Abstract

INTRODUCTION: Perifosine is an oral, novel synthetic alkylphospholipid, with multiple effects on signal transduction pathways, including inhibition of Akt. We previously demonstrated that Akt is upregulated in samples of patients (pts) with WM, and the Akt inhibitor perifosine induces significant growth inhibition in vitro and in vivo in xenograft models in WM. This phase II study aimed to determine the activity and safety of perifosine at a dose of 150mg in pts with relapsed/refractory WM.

METHODS: Pts who had at least one previous therapy for WM and who had relapsed or refractory disease were eligible. NCI CTCAE v3.0 was used for toxicity assessment. Response was assessed by criteria established at the second consensus panel for WM, and included minimal response (MR), partial response (PR) and complete response (CR). All pts received 150 mg perifosine daily for 28 days per cycle until progression or excessive toxicity.

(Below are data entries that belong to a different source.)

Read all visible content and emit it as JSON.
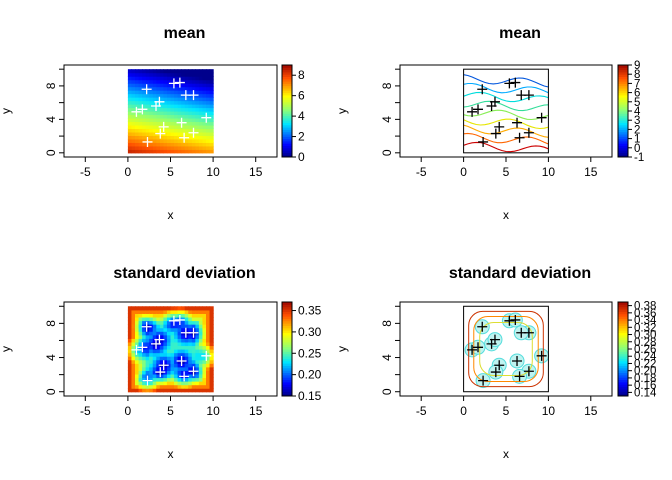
{
  "chart_data": [
    {
      "type": "heatmap",
      "title": "mean",
      "xlabel": "x",
      "ylabel": "y",
      "x_ticks": [
        "-5",
        "0",
        "5",
        "10",
        "15"
      ],
      "y_ticks": [
        "0",
        "4",
        "8"
      ],
      "xlim": [
        -7.5,
        17.5
      ],
      "ylim": [
        -0.5,
        10.5
      ],
      "grid_extent": {
        "x": [
          0,
          10
        ],
        "y": [
          0,
          10
        ]
      },
      "colorbar": {
        "ticks": [
          "0",
          "2",
          "4",
          "6",
          "8"
        ],
        "range": [
          0,
          9
        ]
      },
      "points": [
        [
          2.2,
          7.6
        ],
        [
          5.4,
          8.3
        ],
        [
          6.1,
          8.4
        ],
        [
          7.7,
          6.9
        ],
        [
          6.8,
          6.9
        ],
        [
          3.3,
          5.6
        ],
        [
          3.7,
          6.1
        ],
        [
          1.0,
          4.9
        ],
        [
          1.7,
          5.2
        ],
        [
          9.2,
          4.2
        ],
        [
          4.2,
          3.1
        ],
        [
          3.8,
          2.3
        ],
        [
          6.3,
          3.6
        ],
        [
          7.7,
          2.4
        ],
        [
          6.6,
          1.8
        ],
        [
          2.3,
          1.3
        ]
      ],
      "marker": "+"
    },
    {
      "type": "contour",
      "title": "mean",
      "xlabel": "x",
      "ylabel": "y",
      "x_ticks": [
        "-5",
        "0",
        "5",
        "10",
        "15"
      ],
      "y_ticks": [
        "0",
        "4",
        "8"
      ],
      "xlim": [
        -7.5,
        17.5
      ],
      "ylim": [
        -0.5,
        10.5
      ],
      "colorbar": {
        "ticks": [
          "9",
          "8",
          "7",
          "6",
          "5",
          "4",
          "3",
          "2",
          "1",
          "0",
          "-1"
        ],
        "range": [
          -1,
          9
        ]
      },
      "points": [
        [
          2.2,
          7.6
        ],
        [
          5.4,
          8.3
        ],
        [
          6.1,
          8.4
        ],
        [
          7.7,
          6.9
        ],
        [
          6.8,
          6.9
        ],
        [
          3.3,
          5.6
        ],
        [
          3.7,
          6.1
        ],
        [
          1.0,
          4.9
        ],
        [
          1.7,
          5.2
        ],
        [
          9.2,
          4.2
        ],
        [
          4.2,
          3.1
        ],
        [
          3.8,
          2.3
        ],
        [
          6.3,
          3.6
        ],
        [
          7.7,
          2.4
        ],
        [
          6.6,
          1.8
        ],
        [
          2.3,
          1.3
        ]
      ],
      "marker": "+"
    },
    {
      "type": "heatmap",
      "title": "standard deviation",
      "xlabel": "x",
      "ylabel": "y",
      "x_ticks": [
        "-5",
        "0",
        "5",
        "10",
        "15"
      ],
      "y_ticks": [
        "0",
        "4",
        "8"
      ],
      "xlim": [
        -7.5,
        17.5
      ],
      "ylim": [
        -0.5,
        10.5
      ],
      "colorbar": {
        "ticks": [
          "0.35",
          "0.30",
          "0.25",
          "0.20",
          "0.15"
        ],
        "range": [
          0.15,
          0.37
        ]
      },
      "points": [
        [
          2.2,
          7.6
        ],
        [
          5.4,
          8.3
        ],
        [
          6.1,
          8.4
        ],
        [
          7.7,
          6.9
        ],
        [
          6.8,
          6.9
        ],
        [
          3.3,
          5.6
        ],
        [
          3.7,
          6.1
        ],
        [
          1.0,
          4.9
        ],
        [
          1.7,
          5.2
        ],
        [
          9.2,
          4.2
        ],
        [
          4.2,
          3.1
        ],
        [
          3.8,
          2.3
        ],
        [
          6.3,
          3.6
        ],
        [
          7.7,
          2.4
        ],
        [
          6.6,
          1.8
        ],
        [
          2.3,
          1.3
        ]
      ],
      "marker": "+"
    },
    {
      "type": "contour",
      "title": "standard deviation",
      "xlabel": "x",
      "ylabel": "y",
      "x_ticks": [
        "-5",
        "0",
        "5",
        "10",
        "15"
      ],
      "y_ticks": [
        "0",
        "4",
        "8"
      ],
      "xlim": [
        -7.5,
        17.5
      ],
      "ylim": [
        -0.5,
        10.5
      ],
      "colorbar": {
        "ticks": [
          "0.38",
          "0.36",
          "0.34",
          "0.32",
          "0.30",
          "0.28",
          "0.26",
          "0.24",
          "0.22",
          "0.20",
          "0.18",
          "0.16",
          "0.14"
        ],
        "range": [
          0.13,
          0.39
        ]
      },
      "points": [
        [
          2.2,
          7.6
        ],
        [
          5.4,
          8.3
        ],
        [
          6.1,
          8.4
        ],
        [
          7.7,
          6.9
        ],
        [
          6.8,
          6.9
        ],
        [
          3.3,
          5.6
        ],
        [
          3.7,
          6.1
        ],
        [
          1.0,
          4.9
        ],
        [
          1.7,
          5.2
        ],
        [
          9.2,
          4.2
        ],
        [
          4.2,
          3.1
        ],
        [
          3.8,
          2.3
        ],
        [
          6.3,
          3.6
        ],
        [
          7.7,
          2.4
        ],
        [
          6.6,
          1.8
        ],
        [
          2.3,
          1.3
        ]
      ],
      "marker": "+"
    }
  ],
  "colors": {
    "axis": "#000000",
    "point_on_heatmap": "#ffffff",
    "point_on_contour": "#000000"
  }
}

RESULTS: The trial accrued from 10/06 to 11/07, with 37 pts (27 men and 10 women, median age 65 years, range 44 – 82) treated. Of these patients 65% were relapsed and 35% were relapsed and refractory to prior therapy. The median number of lines of prior treatment was 3 (range 1 – 5) with 35% of the patients having more than 3 lines of prior therapy. Prior therapy included rituximab, nucleoside analogues (fludarabine and 2-CDA), combination chemotherapy (e.g. CHOP, CVP), chlorambucil, and bortezomib. Thirty-six patients are evaluable for response after at least 2 cycles of therapy. The overall response rate (PR+MR) was 36%. PR occurred in 2 (6%) patients, with a median duration of response of 9+ and 18+ months, MR occurred in 11 (30%) patients, with a median duration of response of 7 months (2–21+ months). Stable disease occurred in 21 (58%) patients, and progressive disease in 2 (6%) patients at 2 and 4 months. The most common adverse events were GI toxicities (nausea, vomiting and diarrhea) with grade 1 and 2 in 36% of the patients. Grade 3 and 4 events included anemia (9%) and leucopenia (9%). Grade 3 arthritis occurred in 9% of the pts; was considered likely related to therapy, (especially in rapidly responding pts), and reversed with symptomatic treatment as well as dose reduction. Dose reductions to 100 mg occurred in a total of 36% of the pts and were otherwise due to GI toxicity or cytopenias. As of August 2008, the progression free survival (PFS) and time to progression (TTP) are similar at a median of 10.7 months (7.2-not reached).

CONCLUSION: Perifosine monotherapy induces a prolonged time to progression in relapsed or refractory WM, with a promising response rate of 36%, stabilization of disease in 58% of pts, and manageable toxicity, as well as the convenience of oral administration. Future clinical trials in combination with rituximab are planned.

Disclosures: Sportelli:Keryx Pharma.: Employment.